For this article, let’s stay focused on the high-level distinction, which is what’s most important.
Specifically, what is the difference between a real estate agent and a real estate broker?
Real Estate Agents – The Basics
Real estate agents are licensed salespersons but they are not real estate brokers.
A real estate agent must work for a real estate broker and cannot work completely independently.
While real estate brokers are technically responsible for their real estate agents’ actions, many agents rarely, if ever, see their brokers.
Requirements for a real estate salesperson license vary from state to state.
Real Estate Brokers – The Basics
A real estate broker is a step above a real estate agent.

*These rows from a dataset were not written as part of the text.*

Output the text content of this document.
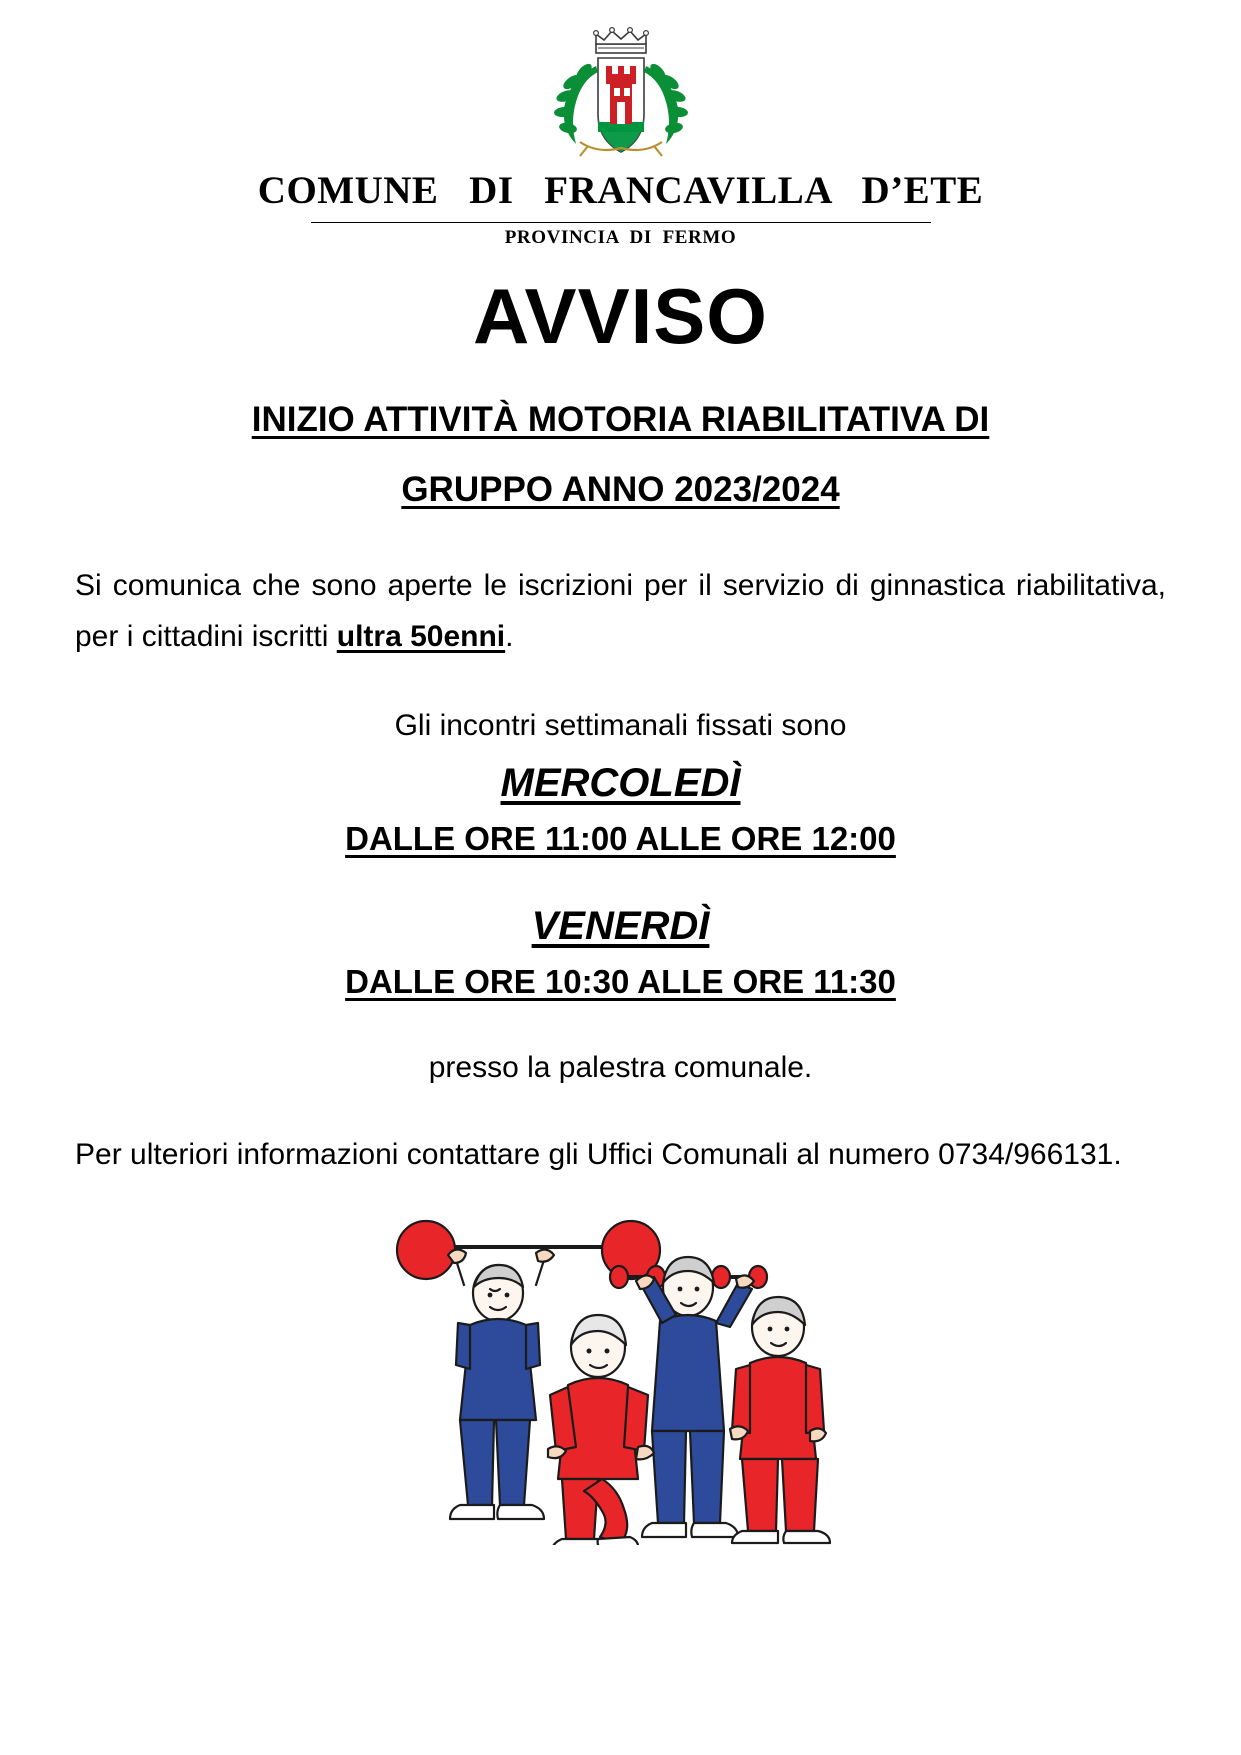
COMUNE   DI   FRANCAVILLA   D’ETE
PROVINCIA  DI  FERMO
AVVISO
INIZIO ATTIVITÀ MOTORIA RIABILITATIVA DI
GRUPPO ANNO 2023/2024

Si comunica che sono aperte le iscrizioni per il servizio di ginnastica riabilitativa, per i cittadini iscritti ultra 50enni.

Gli incontri settimanali fissati sono
MERCOLEDÌ
DALLE ORE 11:00 ALLE ORE 12:00
VENERDÌ
DALLE ORE 10:30 ALLE ORE 11:30
presso la palestra comunale.

Per ulteriori informazioni contattare gli Uffici Comunali al numero 0734/966131.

A real estate broker generally has more education than an agent, but not always.
While real estate agents have to work for real estate brokers, a broker can run her own business and answers to no one.
There is also the distinction of “associate broker.”
An associate broker is someone who has meet the educational and licensing requirements of a broker, but has chosen to work for a broker.
Real Estate Broker vs. Real Estate Agent – The Implications
What does this mean for you in real-life terms?
When you buy or sell a piece of real estate with a real estate agent, it is technically the real estate broker that is representing you, not the agent.
The agent is a “salesperson” for the brokerage, even if you never see the broker him or herself – and even if the agent is a 30-year veteran who knows everything in the book there is to know about real estate.
So….let’s use The Detweiler Group at RE/MAX Town Center to completely illustrate the point.
Here are the three elements…
RE/MAX is the national brand of brokerages.
It sells franchising rights to local offices.
RE/MAX Town Center
RE/MAX Town Center is the local brokerage.
The Detweiler Group
If we help you buy, sell, or rent a property, it is technically RE/MAX Town Center that is representing you in the transaction.
Why important for you to know?
I’m not sure that it is for most people.
It is good to keep in mind, however, to better understand all of the stakeholders in an actual transaction (especially since they all get a cut of the commissions).
Keep in mind that each national and local brokerage brand also tends to have certain connotations and business models associated with it.